On Monday, when Malayalees across the world sit down to celebrate Thiru Onam with the traditional sadya (feast), fish and meat will have pride of place on some banana leaf plates – and not for the first time.
The feast prepared on the last day of the 10-day harvest festival Onam is widely considered to be an homogenous all-vegetarian, multi-course fare. But, as historian Malayinkeezhu Gopalakrishnan points out, sadya has several regional variations in Kerala, and some of them include non-vegetarian dishes.
Besides the harvest, Thiru Onam also marks the annual visit of Mahabali, the widely-loved Asura King, to his people. According to legend, Lord Vishnu wanted to curb Mahabali’s powers and popularity, and met him while disguised as a dwarf, Vamana, who requested the king to grant him a piece of land big enough for him to cover in three strides. Once the king agreed to do so, Vamana grew to an enormous size. He measured sky and earth in two paces and asked the king where he should put his foot to complete the third stride. The king told him to put it on his head. Vamana did, and Mahabali was thus pushed into the netherworld. However, the king was granted permission to visit his people on the day of Thiru Onam.
Malayalees attach great importance to sadya, which can be gauged from an old Malayalam saying, “Kaanam Vittum Onam Unnanam” – people must not miss the Onam feast even if they have to sell their property.
Onam is a season to bond with family and friends. During this time, Malayalees who live far away usually try to return home even if it is for a day to meet their family and friends, and enjoy the delicious home-cooked feast. Women, who cook the sadya, usually begin preparations for it at least a month before the festival.
Onam sadya used to be a modest affair in the 1950s and ’60s when a maximum of nine dishes were served. However, the arrival of other dishes like sambar (a lentil-based stew with vegetables) and avial (made with mixed vegetables in a thick coconut and yogurt paste seasoned with coconut oil and curry leaves) from neighbouring Tamil Nadu, led to an increase in the number of dishes served during the celebratory meal.
Now, a traditional Onam sadya is incomplete without banana chips, pappadoms, sweet and sour pickles, aviyal, sambar, dal, ghee, rasam, buttermilk, chutney powder made from grated coconut, and several payasams (rice puddings) eaten on their own or mixed with a small ripe plantain.
Not all vegetarian
“Though everyone celebrates Thiru Onam to welcome Mahabali, there is no homogeneity in the feast,” said Gopalakrishnan.
He said that the feast is quintessentially a vegetarian affair in Kerala’s southern and central districts, but people in the northern districts prefer to eat non-vegetarian food along with the other sadya preparations.

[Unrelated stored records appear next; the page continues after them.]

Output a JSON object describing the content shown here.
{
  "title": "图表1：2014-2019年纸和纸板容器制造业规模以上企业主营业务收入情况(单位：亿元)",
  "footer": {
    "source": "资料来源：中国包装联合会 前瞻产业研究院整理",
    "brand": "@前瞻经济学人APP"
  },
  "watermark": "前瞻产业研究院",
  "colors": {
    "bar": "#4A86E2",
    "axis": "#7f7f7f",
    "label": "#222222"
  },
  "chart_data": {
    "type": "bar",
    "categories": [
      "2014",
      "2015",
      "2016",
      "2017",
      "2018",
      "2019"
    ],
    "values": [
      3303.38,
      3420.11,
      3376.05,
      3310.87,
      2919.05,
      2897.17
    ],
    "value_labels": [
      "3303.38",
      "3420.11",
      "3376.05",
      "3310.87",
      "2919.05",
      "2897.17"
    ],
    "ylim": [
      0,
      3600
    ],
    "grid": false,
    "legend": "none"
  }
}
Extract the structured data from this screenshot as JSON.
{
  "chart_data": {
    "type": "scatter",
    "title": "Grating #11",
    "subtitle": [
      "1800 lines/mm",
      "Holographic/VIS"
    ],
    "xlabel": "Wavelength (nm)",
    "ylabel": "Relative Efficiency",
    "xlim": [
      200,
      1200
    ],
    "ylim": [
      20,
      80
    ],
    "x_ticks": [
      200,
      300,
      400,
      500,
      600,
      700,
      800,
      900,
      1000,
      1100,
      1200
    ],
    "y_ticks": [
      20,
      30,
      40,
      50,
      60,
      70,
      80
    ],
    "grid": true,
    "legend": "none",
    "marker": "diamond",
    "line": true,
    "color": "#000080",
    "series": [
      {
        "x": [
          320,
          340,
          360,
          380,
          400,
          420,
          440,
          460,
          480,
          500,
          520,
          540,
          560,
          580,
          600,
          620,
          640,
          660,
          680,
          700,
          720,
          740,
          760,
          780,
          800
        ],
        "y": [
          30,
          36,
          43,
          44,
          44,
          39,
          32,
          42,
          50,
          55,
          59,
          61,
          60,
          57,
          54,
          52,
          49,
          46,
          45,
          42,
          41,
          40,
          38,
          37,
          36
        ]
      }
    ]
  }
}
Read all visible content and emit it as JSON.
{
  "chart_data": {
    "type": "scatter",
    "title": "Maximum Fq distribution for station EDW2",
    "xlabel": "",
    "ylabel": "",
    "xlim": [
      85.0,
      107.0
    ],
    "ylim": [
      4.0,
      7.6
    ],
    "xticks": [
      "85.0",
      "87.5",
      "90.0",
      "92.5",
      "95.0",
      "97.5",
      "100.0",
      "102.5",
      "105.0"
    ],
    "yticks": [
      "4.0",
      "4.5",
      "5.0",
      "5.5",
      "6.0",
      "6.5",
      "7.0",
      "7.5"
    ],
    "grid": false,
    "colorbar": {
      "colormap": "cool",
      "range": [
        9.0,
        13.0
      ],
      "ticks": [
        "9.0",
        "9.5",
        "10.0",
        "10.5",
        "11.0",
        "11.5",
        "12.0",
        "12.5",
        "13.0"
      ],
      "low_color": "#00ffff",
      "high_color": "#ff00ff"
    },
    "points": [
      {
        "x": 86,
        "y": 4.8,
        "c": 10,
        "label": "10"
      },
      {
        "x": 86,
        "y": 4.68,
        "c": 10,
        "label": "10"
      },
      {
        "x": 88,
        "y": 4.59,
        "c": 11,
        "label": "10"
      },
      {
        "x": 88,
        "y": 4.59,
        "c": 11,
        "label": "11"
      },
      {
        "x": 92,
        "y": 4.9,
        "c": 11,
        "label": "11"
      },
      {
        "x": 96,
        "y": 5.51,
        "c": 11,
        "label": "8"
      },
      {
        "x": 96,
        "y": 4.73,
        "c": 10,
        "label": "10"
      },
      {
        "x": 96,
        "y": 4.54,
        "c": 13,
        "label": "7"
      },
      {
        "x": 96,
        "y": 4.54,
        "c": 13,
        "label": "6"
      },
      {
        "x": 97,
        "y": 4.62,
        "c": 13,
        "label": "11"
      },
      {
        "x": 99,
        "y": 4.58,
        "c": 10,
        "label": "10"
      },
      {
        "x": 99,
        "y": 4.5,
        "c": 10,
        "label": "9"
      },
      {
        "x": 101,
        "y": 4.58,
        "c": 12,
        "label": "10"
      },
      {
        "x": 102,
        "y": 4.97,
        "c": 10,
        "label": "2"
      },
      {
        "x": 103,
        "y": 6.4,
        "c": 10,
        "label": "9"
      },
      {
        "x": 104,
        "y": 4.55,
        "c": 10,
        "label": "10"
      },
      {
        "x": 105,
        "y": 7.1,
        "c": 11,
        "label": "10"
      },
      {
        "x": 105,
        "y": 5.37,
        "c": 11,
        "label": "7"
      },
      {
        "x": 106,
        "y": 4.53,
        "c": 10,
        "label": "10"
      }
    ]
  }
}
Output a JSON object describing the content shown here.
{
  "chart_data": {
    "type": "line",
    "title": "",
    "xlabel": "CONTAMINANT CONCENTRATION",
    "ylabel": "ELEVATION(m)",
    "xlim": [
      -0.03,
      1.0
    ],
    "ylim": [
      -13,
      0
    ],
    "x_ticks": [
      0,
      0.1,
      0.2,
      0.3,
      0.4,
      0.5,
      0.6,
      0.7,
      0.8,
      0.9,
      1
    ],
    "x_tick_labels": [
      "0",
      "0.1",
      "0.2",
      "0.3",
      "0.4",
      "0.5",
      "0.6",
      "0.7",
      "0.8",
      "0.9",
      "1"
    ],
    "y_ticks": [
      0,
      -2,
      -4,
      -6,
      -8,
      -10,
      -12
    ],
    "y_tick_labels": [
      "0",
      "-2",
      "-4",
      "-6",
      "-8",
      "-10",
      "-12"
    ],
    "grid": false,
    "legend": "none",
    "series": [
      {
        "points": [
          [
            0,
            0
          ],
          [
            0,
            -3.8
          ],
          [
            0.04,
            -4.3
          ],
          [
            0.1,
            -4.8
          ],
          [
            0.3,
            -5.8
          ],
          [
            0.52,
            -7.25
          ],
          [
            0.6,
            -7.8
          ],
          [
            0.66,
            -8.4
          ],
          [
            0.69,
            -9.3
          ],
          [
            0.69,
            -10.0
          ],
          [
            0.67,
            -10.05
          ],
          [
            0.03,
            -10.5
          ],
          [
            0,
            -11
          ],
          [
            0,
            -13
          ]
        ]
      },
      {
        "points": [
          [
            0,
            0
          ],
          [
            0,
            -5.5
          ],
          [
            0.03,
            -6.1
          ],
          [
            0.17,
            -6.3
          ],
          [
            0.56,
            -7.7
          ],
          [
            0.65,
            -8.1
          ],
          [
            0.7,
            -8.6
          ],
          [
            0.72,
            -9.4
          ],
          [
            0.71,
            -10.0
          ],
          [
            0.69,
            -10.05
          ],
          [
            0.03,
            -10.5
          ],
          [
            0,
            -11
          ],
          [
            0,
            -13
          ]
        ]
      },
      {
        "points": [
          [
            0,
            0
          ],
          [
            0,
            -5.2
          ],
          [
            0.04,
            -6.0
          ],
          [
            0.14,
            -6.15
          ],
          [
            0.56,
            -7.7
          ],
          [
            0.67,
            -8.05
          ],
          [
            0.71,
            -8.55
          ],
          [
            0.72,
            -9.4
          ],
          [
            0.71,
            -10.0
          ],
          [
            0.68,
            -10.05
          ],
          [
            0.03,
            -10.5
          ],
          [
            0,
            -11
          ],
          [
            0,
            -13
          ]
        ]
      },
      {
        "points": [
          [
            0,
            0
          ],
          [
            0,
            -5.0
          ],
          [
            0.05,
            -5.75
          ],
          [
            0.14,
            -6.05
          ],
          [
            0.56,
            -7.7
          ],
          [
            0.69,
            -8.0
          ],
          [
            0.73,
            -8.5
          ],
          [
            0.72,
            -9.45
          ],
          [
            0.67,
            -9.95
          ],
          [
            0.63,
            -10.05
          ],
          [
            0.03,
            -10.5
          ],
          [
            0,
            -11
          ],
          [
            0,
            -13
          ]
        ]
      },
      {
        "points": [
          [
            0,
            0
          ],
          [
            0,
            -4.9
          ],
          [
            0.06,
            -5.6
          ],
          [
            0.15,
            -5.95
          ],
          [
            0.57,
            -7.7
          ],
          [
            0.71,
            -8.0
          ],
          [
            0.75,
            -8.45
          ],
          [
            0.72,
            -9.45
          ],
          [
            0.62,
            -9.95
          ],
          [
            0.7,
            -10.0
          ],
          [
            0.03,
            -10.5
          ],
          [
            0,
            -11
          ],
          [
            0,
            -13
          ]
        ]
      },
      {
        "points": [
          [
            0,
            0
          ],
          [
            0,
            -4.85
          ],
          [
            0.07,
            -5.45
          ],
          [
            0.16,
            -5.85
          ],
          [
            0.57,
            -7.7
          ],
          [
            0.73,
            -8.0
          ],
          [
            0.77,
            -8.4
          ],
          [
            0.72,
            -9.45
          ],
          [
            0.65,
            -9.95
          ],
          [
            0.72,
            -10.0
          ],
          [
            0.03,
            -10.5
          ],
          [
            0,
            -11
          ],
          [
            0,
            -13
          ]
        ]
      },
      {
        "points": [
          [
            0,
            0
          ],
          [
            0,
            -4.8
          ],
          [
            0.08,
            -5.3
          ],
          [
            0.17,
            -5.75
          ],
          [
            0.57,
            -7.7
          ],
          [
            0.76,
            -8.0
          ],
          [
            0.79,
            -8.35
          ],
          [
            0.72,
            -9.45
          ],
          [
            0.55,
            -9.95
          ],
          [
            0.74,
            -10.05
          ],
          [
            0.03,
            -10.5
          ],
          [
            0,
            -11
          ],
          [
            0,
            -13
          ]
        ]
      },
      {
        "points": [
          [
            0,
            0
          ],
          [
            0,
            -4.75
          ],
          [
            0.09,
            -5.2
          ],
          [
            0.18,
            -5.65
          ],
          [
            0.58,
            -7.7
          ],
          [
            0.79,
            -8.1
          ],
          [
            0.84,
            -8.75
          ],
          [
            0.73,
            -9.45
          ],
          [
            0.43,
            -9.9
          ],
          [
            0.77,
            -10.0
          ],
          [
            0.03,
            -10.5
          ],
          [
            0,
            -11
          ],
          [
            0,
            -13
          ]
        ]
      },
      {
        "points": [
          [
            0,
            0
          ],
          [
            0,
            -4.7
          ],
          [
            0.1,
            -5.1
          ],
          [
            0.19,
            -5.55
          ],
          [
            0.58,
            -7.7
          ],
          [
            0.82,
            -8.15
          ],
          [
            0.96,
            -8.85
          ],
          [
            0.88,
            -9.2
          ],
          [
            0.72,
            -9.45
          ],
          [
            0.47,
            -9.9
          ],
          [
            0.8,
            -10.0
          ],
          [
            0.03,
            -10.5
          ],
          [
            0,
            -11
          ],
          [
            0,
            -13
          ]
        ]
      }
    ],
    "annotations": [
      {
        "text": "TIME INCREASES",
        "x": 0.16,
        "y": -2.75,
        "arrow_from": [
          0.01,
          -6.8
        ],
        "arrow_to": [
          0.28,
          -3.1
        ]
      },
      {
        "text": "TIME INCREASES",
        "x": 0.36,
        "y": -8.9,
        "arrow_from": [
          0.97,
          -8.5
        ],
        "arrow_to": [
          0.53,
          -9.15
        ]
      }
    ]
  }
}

“The reason for this difference is not known,” he said.
It is little wonder then that the demand for fish and chicken in the state increases during the Onam season. In fact, the Kerala State Co-operative Federation for Fisheries Development Limited promoted a “fresh fish Onam combo kit” from August 31 to September 3 for its customers.
The North-South divide exists in the preparation of vegetarian dishes for sadya too.
Sadya expert Kannan, who is from the Kottayam district in South Kerala, said the number of sadya dishes prepared in the South is usually more than the number of dishes served for the feast in North Kerala.
“A traditional South Kerala Onam sadya will include parippu [moong dal topped with seasoning and ghee] and sambar, rasam, avial, thoran [a stir-fried vegetable, mostly cabbage, with grated coconut], pachadi [a yogurt-based gravy with grated coconut that can be made with either cucumber, pineapple, beetroot, okra or raw mango], one koottukari [a sweet and spicy mix of vegetables cooked with Bengal gram], two kinds of upperi [banana chips and banana chips coated with jaggery], pappadoms, pazham [banana], one uppilittathu [picked vegetables] and payasam,” he said.
He added that people from North prefer only one variety of upperi.
‘Traditional dishes disappearing’
Screenwriter and food lover Bipin Chandran said that it did not matter whether people ate vegetarian or non-vegetarian dishes on Thiru Onam. What concerned him was that traditional Kerala sadya preparations were gradually disappearing because of the popularity of newer dishes.
“No one has time to cook puzhukku [a dry preparation of root vegetables, raw bananas and red cow peas], which is our traditional food,” he said. “Almost all the delicacies that we serve in the Onam feast came from other places, but we have made it our own.”
Gopalakrishnan pointed to a more alarming trend. He said that people are losing interest in cooking and serving sadya during Onam. “It is a tedious process,” he said. “People don’t want to spend much time on cooking. I think this tradition will fade into oblivion soon.”
Gopalakrishnan articulated a thought that is likely to horrify sadya lovers.
“I wouldn’t be surprised if Keralites began to rely on easy-to-cook non-vegetarian dishes, such as biryani, during Onam,” he said. “Youngsters have already developed a craving for non-vegetarian delicacies. It will grow in the coming years.”